Seven years ago I had recently started blogging and emailed a few other bloggers to see if we should get together at the RSA Conference. Some of these people I knew, many I didn’t, and I thought it would be fun to have face to face arguments with a beer in hand, instead of behind a keyboard (with a beer in hand). Very very quickly we received offers to sponsor, and we turned it into an actual invite-only event organized by myself, Martin McKeay, and Alan Shimel, with Jennifer Leggio doing, literally, all the hard work.
This year I’m missing the event (and the Securosis Disaster Recovery Breakfast tomorrow morning) since my wife is about to have a baby. Maybe; these things seem somewhat unpredictable.

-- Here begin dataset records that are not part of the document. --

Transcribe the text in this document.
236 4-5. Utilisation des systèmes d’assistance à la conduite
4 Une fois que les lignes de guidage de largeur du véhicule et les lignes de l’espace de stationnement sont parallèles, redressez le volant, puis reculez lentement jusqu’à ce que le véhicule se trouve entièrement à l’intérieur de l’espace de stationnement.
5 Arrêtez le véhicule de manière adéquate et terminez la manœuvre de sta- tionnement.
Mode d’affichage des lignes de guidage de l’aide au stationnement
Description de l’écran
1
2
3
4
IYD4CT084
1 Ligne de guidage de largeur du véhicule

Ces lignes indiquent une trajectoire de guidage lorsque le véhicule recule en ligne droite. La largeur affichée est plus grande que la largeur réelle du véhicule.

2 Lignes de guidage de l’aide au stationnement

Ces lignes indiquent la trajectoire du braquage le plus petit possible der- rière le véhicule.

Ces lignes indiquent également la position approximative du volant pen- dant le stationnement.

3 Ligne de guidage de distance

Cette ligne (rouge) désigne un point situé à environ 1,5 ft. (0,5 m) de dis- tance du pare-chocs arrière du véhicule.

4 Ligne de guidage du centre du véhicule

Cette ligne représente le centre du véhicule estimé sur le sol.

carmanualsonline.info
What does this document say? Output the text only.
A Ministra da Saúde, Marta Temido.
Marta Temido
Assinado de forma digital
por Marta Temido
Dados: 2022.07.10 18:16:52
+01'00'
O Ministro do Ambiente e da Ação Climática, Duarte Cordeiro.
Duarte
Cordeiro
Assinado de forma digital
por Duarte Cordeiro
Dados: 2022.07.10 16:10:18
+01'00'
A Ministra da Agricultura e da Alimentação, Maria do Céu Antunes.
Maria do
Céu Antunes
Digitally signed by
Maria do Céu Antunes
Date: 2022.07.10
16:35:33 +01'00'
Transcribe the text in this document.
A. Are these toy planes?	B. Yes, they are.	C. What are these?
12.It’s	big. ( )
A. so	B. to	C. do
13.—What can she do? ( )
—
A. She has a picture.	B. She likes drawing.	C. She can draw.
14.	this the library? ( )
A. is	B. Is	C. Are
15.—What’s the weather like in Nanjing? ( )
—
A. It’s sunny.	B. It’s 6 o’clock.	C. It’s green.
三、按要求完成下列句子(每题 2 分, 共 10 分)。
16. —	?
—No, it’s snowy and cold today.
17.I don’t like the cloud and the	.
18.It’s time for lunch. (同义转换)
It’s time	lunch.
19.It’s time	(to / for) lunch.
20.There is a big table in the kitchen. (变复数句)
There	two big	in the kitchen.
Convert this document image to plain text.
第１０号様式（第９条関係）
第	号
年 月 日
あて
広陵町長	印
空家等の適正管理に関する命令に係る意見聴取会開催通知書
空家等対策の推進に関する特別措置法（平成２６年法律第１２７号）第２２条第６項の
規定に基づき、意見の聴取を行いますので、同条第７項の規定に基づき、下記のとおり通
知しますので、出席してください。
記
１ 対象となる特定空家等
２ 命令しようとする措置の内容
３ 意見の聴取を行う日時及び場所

A lot has changed about the Meetup. The RSA Conference itself is an official sponsor thanks to Jeanne Friedman. There is a waiting list for sponsors. And the number of attendees is now hitting a couple hundred, not the few dozen of that first year when we hopped cabs to a dodgy part of town for a nice dinner. We have entertainment, an effectively unlimited beverage budget, and the Social Security Awards.
What hasn’t changed is what this event is all about, and based on feedback we are getting, a lot of people miss the point.
The SBM is by security bloggers for security bloggers. This isn’t merely another RSA event that anyone can get into if they know the right person. The only people admitted, to the best of our ability to manage, are bloggers. No plus-ones, no friends, no marketing managers (even if they manage your blog). It doesn’t matter if you do a lot for the blogger community – you need to be a member of the community. That means someone who writes (or podcasts) and is a subject matter/technical expert (and yes, we use that term loosely) and contributes to the security community dialog. Your ticket is your name on a byline of a security blog (not a security company blog, depending on the content).
Look, those of us running this thing for the past 7 years are volunteers. We do our best, and that means we sometimes make mistakes. But this isn’t run by a company or even the sponsors – it’s run by the handful of people who started it out of nowhere.
We are going to make some changes next year. A bigger venue, some changes in sponsorship, and maybe a few other tweaks (like letting spouses in, which we can’t do this year due to capacity). But the one thing that won’t change is who this event is for, and why we hold it. It is the Security Blogger’s Meetup, and those words pretty clearly define the event. You can get into a lot of RSA parties based on who you know, but this one is based on what you do, and the choice is yours.